Democratizing Violence in the Post-Civil War South

AHA Session 186
Saturday, January 7, 2017: 8:30 AM-10:00 AM
Director's Row H (Sheraton Denver Downtown, Plaza Building Lobby Level)
Kate Masur, Northwestern University
Justin J. Behrend, State University of New York, College at Geneseo

Session Abstract

In mid-December 1865, seventy-five year old planter Felix Allen sent a former slave on an errand from his plantation in Pike County, Mississippi to the neighboring county of Amite. The man had likely made the trip between Allen’s land and the nearby home of Allen’s son-in-law John Houston many times in slavery and in freedom, and had no reason to suspect that this trip would prove extraordinary.  Two days later, however, the man appeared at the nearby Freedman’s Bureau office in Magnolia where, in the words of the officer on duty, he “presented a most frightful appearance, his breast-bone broken, and spitting blood.”  On the night of his journey, the man had been roused from his bed by a band of white former Confederate soldiers.  The man explained that he carried a pass from Allen describing his errand and authorizing him to travel between Allen’s plantation and Houston’s.  Under slavery, a pass from a planter of Allen’s prominent stature served as an aegis of protection.  Emancipation and the defeat of the Confederacy had changed that expectation.  The men who entered the cabin that December night responded with a curt “We don’t give a damn for that.” They then dragged their victim off the plantation to a spot where many other white men had gathered, and commenced the assault that left his face mangled and his chest shattered.  The assault, one of an uncounted multitude perpetrated against newly freed African Americans in the immediate aftermath of the Civil War, illustrated a transformation in both who wielded power and how they wielded it in the American South. 

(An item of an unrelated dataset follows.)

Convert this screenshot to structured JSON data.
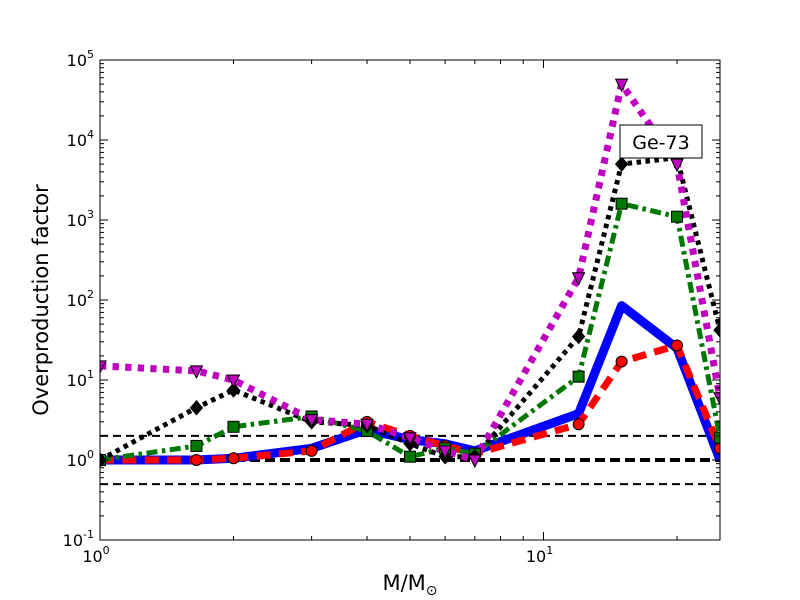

Scholars of Reconstruction typically depict violence of this kind as the terrain on which African Americans, supported inconsistently by institutions of the state, fought for an expanding pursuit of democratic rights against a white southern population hostile to popular rule and committed to maintaining antebellum hierarchies.  That understanding of the post-Civil War South tends to situate violence and democracy as antagonists, and in so doing misses a central transformation of the era. After emancipation, a new political culture emerged that embraced violence as a prerogative and even the duty of all white men in order to enshrine white supremacy as both the goal and foundation of a racially exclusive democracy. Our panelists aim to show that in the Reconstruction era, robust debates about who could wield violence made more complex contributions to the political culture of the American South than simply casting violence as a tool of racial domination.  Instead, they were part of integrated visions of citizenship rooted in competing notions of the relationship between order and belonging in the wake of the twin social ruptures of emancipation and Confederate defeat.  Violence thus was a problem of democracy as much as it was a problem for democracy.  Our panel will speak to scholars of the Civil War and Reconstruction as well as those interested in state formation, liberal subjecthood, and post-emancipation and post-colonial studies.